[Python-Dev] PEP 411: Provisional packages in the Python standard library

Steven D'Aprano steve at pearwood.info
Sat Feb 11 08:29:44 CET 2012


Eric Snow wrote:
> On Fri, Feb 10, 2012 at 8:10 PM, Eli Bendersky <eliben at gmail.com> wrote:
>> On Fri, Feb 10, 2012 at 22:13, Jim J. Jewett <jimjjewett at gmail.com> wrote:
>>> Eli Bendersky wrote (in
>>> http://mail.python.org/pipermail/python-dev/2012-February/116393.html ):
>>>
>>>> A package will be marked provisional by including the
>>>> following paragraph as a note at the top of its
>>>> documentation page:
>>> I really would like some marker available from within Python
>>> itself.
>>>
> <snip>
>> The big problem with this is that it's something that will have to be
>> maintained, so it adds some additional burden (I suppose it will have
>> to be tested as well).

"Big problem"?

Maintenance of bsddb3 has been a big problem. Maintenance of a single 
module-level name for provisional packages is a small problem.

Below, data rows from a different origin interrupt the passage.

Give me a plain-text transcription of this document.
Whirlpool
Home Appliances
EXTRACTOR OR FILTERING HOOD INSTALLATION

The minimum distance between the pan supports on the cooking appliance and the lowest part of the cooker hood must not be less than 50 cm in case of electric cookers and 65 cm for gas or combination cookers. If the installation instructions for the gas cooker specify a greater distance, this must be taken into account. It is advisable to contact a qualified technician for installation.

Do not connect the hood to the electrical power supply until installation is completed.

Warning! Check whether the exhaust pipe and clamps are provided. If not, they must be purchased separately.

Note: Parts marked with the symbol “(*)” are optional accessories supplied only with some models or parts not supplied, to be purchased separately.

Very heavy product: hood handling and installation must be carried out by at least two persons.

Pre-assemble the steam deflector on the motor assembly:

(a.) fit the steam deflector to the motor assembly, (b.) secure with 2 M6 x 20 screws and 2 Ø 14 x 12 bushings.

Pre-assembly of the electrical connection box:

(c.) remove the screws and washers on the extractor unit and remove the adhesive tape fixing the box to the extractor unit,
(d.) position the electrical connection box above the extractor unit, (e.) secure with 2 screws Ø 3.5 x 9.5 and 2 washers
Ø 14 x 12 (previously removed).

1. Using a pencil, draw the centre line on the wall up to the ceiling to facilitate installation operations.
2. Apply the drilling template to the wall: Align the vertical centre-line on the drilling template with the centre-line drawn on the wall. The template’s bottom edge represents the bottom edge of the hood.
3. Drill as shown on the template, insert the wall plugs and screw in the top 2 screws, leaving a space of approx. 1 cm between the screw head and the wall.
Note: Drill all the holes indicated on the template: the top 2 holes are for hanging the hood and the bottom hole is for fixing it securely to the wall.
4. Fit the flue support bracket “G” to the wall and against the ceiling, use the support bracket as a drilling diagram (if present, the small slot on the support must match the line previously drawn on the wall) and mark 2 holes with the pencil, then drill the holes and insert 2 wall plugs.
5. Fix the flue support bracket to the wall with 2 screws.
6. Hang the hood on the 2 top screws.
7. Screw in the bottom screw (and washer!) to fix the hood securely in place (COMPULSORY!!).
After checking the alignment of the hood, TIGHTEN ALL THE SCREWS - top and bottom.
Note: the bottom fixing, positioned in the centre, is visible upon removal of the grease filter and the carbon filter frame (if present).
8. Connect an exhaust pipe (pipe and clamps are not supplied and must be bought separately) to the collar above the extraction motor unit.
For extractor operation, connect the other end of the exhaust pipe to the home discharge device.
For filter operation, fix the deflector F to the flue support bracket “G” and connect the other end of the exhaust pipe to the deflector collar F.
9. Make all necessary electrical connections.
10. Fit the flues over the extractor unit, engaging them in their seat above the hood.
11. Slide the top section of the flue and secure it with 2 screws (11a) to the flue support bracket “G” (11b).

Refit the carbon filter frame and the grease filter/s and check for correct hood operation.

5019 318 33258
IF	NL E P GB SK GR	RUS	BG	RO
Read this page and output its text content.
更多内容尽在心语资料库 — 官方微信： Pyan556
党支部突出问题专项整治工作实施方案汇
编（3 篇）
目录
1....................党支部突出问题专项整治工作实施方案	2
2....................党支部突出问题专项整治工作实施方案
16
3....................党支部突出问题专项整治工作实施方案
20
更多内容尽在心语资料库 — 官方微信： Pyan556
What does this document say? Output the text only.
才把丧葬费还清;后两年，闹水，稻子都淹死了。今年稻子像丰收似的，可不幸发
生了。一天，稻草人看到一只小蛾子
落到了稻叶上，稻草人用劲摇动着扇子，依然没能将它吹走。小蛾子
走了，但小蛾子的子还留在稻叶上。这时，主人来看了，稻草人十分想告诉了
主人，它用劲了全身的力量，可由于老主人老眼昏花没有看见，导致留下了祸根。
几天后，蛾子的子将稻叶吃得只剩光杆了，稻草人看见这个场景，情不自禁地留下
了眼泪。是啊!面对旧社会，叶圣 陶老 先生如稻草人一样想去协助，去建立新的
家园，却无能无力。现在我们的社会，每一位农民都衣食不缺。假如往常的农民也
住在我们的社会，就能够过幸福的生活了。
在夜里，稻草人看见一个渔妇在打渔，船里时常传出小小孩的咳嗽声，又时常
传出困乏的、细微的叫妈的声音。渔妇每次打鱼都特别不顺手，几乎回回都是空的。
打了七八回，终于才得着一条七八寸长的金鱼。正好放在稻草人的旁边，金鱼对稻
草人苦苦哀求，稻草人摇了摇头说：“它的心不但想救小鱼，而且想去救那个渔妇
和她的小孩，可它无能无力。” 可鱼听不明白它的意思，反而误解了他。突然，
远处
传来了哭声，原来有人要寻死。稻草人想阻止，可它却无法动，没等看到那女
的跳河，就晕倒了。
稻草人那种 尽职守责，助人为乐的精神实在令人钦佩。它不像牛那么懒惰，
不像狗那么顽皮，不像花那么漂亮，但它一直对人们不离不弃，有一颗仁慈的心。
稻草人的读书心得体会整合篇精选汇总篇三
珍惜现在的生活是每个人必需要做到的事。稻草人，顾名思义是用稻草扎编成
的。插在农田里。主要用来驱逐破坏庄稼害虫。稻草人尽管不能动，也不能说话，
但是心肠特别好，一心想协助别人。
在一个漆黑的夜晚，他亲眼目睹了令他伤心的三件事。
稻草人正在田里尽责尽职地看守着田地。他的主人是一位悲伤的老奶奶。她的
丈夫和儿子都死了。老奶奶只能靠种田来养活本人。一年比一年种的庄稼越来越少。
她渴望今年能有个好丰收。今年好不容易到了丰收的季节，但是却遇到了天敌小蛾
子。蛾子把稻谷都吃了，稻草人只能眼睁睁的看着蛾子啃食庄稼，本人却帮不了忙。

The PEP already gives boilerplate which is required to go into the 
documentation of provisional packages. Requiring a top level name, and test 
for that, is no harder than what's already expected, and it is a constant 
difficulty regardless of package.

In fact, we could (should?) have a single test that applies to all packages in 
the std lib:

for package in packages:
     if isprovisional(package):
         assert hasattr(package, '__provisional__')
         assert package documentation includes boilerplate
     else:
         assert not hasattr(package, '__provisional__')
         assert package documentation does not include boilerplate


Arguably, the canonical test for whether a package is provisional or not 
should be the existence of __provisional__:


for package in packages:
     if hasattr(package, '__provisional__')
         assert package documentation includes boilerplate
     else:
         assert package documentation does not includes boilerplate



>> An easy way for (2) would be just grepping on the Python docs for the
>> provisional note and seeing which modules have it.

Not all OSes include grep. Not all Python installations include the docs.